5. I need not say that it is now well settled that the High Court has no jurisdiction to entertain a second appeal on the ground of erroneous finding of fact, however gross the error may seem to be. The only point that has been urged by the learned counsel for the appellant is that the finding of the appellate court is erroneous. Of course, the learned counsel submitted that when he urges that the finding is erroneous, he only meant that the conclusion drawn by the appellate court from the factual situation emerged from the evidence and other circumstances considered in the case is wrong and that the soundness of the conclusion drawn from the finding of facts is always a matter of law. The counsel may be correct. True, the proper legal effect of a proved fact is necessarily a question of law.
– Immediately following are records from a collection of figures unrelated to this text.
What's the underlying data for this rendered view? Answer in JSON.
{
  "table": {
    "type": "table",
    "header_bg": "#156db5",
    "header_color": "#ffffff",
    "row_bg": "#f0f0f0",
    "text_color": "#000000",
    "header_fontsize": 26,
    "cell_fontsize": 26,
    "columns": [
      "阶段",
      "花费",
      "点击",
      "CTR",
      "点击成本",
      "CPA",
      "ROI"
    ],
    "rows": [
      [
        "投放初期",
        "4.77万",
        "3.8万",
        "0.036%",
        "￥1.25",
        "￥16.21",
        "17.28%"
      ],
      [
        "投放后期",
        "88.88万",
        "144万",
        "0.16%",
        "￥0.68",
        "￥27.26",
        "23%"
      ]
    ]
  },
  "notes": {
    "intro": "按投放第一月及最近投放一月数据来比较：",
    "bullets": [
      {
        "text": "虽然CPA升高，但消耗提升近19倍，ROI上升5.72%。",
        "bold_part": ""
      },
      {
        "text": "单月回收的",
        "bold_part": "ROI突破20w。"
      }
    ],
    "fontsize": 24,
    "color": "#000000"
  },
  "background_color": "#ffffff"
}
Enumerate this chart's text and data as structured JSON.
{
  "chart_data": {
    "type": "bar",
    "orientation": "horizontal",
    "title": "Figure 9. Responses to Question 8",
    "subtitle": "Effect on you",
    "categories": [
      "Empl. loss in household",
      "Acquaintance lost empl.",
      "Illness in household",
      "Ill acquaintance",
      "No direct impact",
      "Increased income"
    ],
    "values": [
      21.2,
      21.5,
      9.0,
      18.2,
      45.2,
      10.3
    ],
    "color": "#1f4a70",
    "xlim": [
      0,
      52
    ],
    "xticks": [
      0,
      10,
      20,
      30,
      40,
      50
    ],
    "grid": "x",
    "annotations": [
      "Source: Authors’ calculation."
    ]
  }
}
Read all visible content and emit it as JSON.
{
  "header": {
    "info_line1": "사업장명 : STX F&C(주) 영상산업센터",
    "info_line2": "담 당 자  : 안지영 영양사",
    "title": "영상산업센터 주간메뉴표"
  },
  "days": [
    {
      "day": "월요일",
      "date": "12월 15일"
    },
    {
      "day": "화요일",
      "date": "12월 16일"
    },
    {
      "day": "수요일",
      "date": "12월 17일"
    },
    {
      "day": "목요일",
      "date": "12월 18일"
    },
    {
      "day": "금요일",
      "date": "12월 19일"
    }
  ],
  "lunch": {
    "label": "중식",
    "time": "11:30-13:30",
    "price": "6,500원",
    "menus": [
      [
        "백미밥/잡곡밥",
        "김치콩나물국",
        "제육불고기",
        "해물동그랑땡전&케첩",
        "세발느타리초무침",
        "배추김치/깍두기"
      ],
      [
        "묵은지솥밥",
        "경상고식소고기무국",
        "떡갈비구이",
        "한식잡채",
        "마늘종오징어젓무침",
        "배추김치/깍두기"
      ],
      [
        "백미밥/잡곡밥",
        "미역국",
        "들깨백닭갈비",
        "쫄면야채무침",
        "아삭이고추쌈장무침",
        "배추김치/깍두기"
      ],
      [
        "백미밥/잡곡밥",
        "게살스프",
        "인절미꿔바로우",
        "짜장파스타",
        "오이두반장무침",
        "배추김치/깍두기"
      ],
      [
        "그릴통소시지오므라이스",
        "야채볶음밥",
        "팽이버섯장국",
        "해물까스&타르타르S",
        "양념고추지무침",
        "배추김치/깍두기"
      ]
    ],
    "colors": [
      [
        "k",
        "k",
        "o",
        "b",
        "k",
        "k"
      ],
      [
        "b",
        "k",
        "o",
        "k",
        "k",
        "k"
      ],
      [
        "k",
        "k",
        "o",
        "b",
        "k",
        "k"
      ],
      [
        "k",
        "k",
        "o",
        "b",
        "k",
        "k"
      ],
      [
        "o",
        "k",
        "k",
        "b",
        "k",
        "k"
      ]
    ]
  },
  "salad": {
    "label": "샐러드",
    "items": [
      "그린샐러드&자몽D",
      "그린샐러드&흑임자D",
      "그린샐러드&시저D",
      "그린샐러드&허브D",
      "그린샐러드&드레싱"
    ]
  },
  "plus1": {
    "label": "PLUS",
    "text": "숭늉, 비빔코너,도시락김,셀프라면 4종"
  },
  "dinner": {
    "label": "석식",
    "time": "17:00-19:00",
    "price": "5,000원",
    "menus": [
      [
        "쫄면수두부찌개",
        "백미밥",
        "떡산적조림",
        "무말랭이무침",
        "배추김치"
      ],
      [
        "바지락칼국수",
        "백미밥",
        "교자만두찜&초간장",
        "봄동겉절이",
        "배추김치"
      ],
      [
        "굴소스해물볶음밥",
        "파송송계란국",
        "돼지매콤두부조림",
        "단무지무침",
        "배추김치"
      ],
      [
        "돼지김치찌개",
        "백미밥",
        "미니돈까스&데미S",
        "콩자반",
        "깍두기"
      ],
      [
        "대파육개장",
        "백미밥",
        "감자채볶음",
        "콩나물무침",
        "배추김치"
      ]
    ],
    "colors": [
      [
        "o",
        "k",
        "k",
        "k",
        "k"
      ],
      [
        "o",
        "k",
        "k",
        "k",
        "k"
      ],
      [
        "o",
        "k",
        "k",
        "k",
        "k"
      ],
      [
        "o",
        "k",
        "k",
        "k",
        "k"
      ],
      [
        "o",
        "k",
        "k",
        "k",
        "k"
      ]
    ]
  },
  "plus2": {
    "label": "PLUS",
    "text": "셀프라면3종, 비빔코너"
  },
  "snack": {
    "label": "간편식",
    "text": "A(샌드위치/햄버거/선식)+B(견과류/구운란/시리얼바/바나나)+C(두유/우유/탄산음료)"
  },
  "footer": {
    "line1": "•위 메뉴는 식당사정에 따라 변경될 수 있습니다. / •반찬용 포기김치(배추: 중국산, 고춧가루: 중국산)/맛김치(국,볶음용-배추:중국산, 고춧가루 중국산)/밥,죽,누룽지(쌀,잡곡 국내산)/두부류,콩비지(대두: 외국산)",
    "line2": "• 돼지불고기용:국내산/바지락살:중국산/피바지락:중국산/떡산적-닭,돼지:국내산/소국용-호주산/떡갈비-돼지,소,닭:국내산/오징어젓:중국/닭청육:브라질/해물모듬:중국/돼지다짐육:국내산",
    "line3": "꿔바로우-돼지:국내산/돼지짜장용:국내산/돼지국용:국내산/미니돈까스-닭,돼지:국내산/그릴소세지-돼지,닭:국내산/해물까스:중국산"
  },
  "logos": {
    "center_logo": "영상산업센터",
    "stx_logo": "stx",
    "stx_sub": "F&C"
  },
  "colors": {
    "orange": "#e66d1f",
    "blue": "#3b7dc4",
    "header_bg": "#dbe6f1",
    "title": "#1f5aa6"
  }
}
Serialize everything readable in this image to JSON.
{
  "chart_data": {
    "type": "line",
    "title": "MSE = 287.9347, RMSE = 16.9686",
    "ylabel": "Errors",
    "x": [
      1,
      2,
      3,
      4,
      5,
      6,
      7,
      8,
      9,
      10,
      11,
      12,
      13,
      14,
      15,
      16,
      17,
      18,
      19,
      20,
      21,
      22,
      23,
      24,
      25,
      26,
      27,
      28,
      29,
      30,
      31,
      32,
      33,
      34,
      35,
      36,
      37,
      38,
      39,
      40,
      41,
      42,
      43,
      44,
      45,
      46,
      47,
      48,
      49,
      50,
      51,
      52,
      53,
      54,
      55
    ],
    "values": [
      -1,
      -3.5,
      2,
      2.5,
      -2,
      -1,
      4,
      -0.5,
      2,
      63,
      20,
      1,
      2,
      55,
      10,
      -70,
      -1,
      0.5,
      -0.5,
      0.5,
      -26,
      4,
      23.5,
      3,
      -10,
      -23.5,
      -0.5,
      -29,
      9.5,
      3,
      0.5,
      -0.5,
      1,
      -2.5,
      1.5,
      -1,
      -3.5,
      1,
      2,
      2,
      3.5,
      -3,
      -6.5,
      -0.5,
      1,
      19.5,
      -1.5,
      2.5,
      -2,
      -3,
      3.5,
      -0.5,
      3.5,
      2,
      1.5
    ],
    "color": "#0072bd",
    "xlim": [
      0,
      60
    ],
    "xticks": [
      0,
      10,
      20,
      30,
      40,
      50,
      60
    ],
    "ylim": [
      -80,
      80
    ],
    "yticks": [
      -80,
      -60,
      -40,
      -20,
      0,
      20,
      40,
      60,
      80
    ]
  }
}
But on a careful consideration of the evidence which was very clearly analysed by the appellate court, I have to agree with the conclusion of the appellate court, since in my view that is the only conclusion that is possible from the findings of facts recorded by the appellate court. Since the counsel wanted to tell me what is a question of law, I am tempted to refer Rose v. Humbles, (1970) 2 All ER 519 though here it may not have much relevance. Under Section 56(6) of the Taxes Management Act, 1970, the courts have power to determine only a question or questions of law arising on the case stated, but in Rose v. Humbles (Inspector of Taxes) it was decided that the question whether or not an adjournment should have been granted is such a question. This case was followed in Ottley v. Morris, (1979) 1 All ER 65.

I see no merit in this appeal. The appeal is dismissed. In the circumstances of the case, I make no order as to costs.